Он стоял на берегу прозрачного пруда. Вокруг ног росли доходившие до щиколоток синие цветы, а за спиной виднелась роща высоких деревьев с сине-зеленой листвой, вершины которых мутнели в туманной дымке. Находился ли Эмбелион на Земле? Деревья напоминали земные, цветы казались знакомыми, воздух ничем не отличался от привычного… Тем не менее, здесь чего-то недоставало — Турджан никак не мог понять, чего именно. Возможно, такое ощущение возникало из-за любопытной неопределенности горизонта — или в связи с каким-то свойством местного воздуха: в нем все выглядело слегка расплывчатым, слегка изменчивым, озаренным трепещущими бликами, как под водой. Самое странное зрелище, однако, открывалось при взгляде на небо, покрытое рябью гигантских пересекающихся, наплывающих одна на другую волн, рассеивавших мириады разноцветных лучей, переплетавшихся в чудесные ажурные кружева, в радужные сети, отливавшие всеми оттенками спектра подобно бесчисленным граням драгоценностей. По мере того, как Турджан наблюдал за пертурбациями невероятного неба, над ним проносились пучки винно-красных, топазовых голубых, насыщенных фиолетовых, пылающих зеленых лучей. Он начинал сознавать, что оттенки цветов и древесной листвы — не более чем мимолетные отражения состояния неба; цветы уже приобрели розовато-оранжевый оттенок, а кроны деревьев — дремотно-пурпурный. Цветы потемнели до медно-красного блеска, после чего стали ярко-каштановыми, а затем пунцовыми, в то время как деревья покрылись нежно-аквамариновой листвой.

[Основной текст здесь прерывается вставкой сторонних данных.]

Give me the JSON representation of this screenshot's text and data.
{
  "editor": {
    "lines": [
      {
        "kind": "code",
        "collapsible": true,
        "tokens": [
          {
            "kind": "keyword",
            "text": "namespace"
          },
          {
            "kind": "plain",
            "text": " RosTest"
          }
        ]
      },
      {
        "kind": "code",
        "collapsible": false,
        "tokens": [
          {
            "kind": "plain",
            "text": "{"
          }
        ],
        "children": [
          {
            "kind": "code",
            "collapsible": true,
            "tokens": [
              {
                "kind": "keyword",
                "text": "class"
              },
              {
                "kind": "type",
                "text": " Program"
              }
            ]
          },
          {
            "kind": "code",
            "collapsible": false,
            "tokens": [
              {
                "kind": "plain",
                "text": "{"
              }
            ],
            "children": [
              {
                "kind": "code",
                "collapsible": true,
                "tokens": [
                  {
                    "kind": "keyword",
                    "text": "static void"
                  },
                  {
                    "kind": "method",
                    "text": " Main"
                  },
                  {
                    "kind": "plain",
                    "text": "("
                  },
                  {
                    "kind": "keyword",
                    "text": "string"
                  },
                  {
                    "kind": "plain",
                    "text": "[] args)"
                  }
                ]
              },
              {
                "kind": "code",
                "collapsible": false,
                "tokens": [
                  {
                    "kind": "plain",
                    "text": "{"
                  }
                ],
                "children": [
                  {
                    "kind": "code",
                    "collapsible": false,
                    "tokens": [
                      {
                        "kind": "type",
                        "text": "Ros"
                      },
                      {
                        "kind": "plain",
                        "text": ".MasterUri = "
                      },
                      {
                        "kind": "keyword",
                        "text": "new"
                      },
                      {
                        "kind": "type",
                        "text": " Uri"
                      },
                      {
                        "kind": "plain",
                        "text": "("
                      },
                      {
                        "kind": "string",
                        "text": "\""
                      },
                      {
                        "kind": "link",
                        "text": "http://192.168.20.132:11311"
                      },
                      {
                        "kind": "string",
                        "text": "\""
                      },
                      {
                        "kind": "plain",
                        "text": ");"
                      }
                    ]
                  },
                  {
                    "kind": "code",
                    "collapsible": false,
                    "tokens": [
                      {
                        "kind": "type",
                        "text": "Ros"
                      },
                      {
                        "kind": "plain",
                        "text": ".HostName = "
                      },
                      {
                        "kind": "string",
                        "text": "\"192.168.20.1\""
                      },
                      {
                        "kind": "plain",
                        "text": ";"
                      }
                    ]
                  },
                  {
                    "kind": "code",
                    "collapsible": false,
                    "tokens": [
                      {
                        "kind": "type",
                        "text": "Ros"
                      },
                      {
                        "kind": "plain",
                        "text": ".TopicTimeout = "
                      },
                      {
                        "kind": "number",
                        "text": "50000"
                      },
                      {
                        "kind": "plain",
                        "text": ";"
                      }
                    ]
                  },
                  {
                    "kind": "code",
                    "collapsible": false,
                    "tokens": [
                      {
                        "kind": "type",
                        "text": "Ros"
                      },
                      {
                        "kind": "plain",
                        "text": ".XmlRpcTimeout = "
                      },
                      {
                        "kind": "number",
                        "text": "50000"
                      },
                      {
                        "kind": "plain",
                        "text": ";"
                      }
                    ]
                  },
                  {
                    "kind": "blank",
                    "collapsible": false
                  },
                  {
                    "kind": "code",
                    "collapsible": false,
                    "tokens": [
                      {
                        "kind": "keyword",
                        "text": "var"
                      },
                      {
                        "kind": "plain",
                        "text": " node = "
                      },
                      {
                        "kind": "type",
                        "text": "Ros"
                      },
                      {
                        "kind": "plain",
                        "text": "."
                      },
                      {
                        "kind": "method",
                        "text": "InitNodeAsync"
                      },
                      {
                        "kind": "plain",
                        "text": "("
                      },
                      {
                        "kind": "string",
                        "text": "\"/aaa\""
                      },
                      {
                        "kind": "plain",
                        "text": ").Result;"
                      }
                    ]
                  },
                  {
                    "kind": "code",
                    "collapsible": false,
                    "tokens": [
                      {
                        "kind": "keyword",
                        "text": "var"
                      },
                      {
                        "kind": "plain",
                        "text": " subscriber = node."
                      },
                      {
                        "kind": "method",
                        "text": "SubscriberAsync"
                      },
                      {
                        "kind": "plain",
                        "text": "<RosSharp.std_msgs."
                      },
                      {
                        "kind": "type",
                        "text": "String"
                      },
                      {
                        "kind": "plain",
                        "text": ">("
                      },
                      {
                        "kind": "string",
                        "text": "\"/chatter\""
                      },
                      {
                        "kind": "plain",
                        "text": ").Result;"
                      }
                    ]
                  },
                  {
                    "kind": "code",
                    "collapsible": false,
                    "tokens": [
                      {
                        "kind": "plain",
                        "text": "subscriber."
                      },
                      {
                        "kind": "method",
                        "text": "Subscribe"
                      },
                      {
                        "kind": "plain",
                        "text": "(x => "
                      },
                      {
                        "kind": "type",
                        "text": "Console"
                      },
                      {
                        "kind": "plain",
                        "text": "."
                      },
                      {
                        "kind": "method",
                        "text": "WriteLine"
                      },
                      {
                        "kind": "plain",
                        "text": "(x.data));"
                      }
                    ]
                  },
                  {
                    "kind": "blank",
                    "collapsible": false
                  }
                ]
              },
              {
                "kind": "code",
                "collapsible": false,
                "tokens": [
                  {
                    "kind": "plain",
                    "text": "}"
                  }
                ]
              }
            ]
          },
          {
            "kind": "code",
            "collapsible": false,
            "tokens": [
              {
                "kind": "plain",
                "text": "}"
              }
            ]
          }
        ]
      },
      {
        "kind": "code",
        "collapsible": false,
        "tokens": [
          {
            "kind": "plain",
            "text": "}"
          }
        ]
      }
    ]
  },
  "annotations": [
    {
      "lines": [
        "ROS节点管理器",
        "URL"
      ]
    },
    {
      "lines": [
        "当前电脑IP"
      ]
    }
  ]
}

«Никому не ведомо, где эта страна, — говорил себе Турджан. — Куда занес меня волшебный вихрь? К далекой звезде? В бездну другого измерения? В мир, существовавший до начала всего сущего? Или, напротив, в тот мир, где сознание прозябает после смерти?» Когда он присматривался к горизонту, ему казалось, что он видит выступающую из-за горизонта и пропадающую в непроглядном тумане черную завесу — судя по всему, эта завеса окружала Эмбелион со всех сторон.
Послышался топот галопирующих копыт — обернувшись, Турджан увидел черного коня, несущегося на всем скаку по берегу пруда. Животное погоняла молодая женщина с дико развевающимися черными волосами. На ней были свободные белые бриджи до колен и плещущий на ветру желтый плащ. Левой рукой она держала поводья, правой — сверкающую шпагу.
Турджан опасливо попятился — девушка плотно сжала побледневшие губы, словно была чем-то разгневана, глаза ее горели странным лихорадочным пылом. Натянув поводья, незнакомка развернула коня, заставив его подняться на дыбы, и понеслась к Турджану, замахнувшись шпагой и явно намереваясь отсечь ему голову.
Турджан отскочил и выхватил шпагу. Когда наездница атаковала его снова, он отразил удар и, наклонившись вперед, уколол ее в предплечье — выступила капля крови. Девушка изумленно отшатнулась, но тут же подняла лук, висевший на седле, вставила стрелу и натянула тетиву. Турджан бросился к ней, уклонившись от выстрела и от растерянного взмаха шпагой, схватил девушку за талию и стащил на землю.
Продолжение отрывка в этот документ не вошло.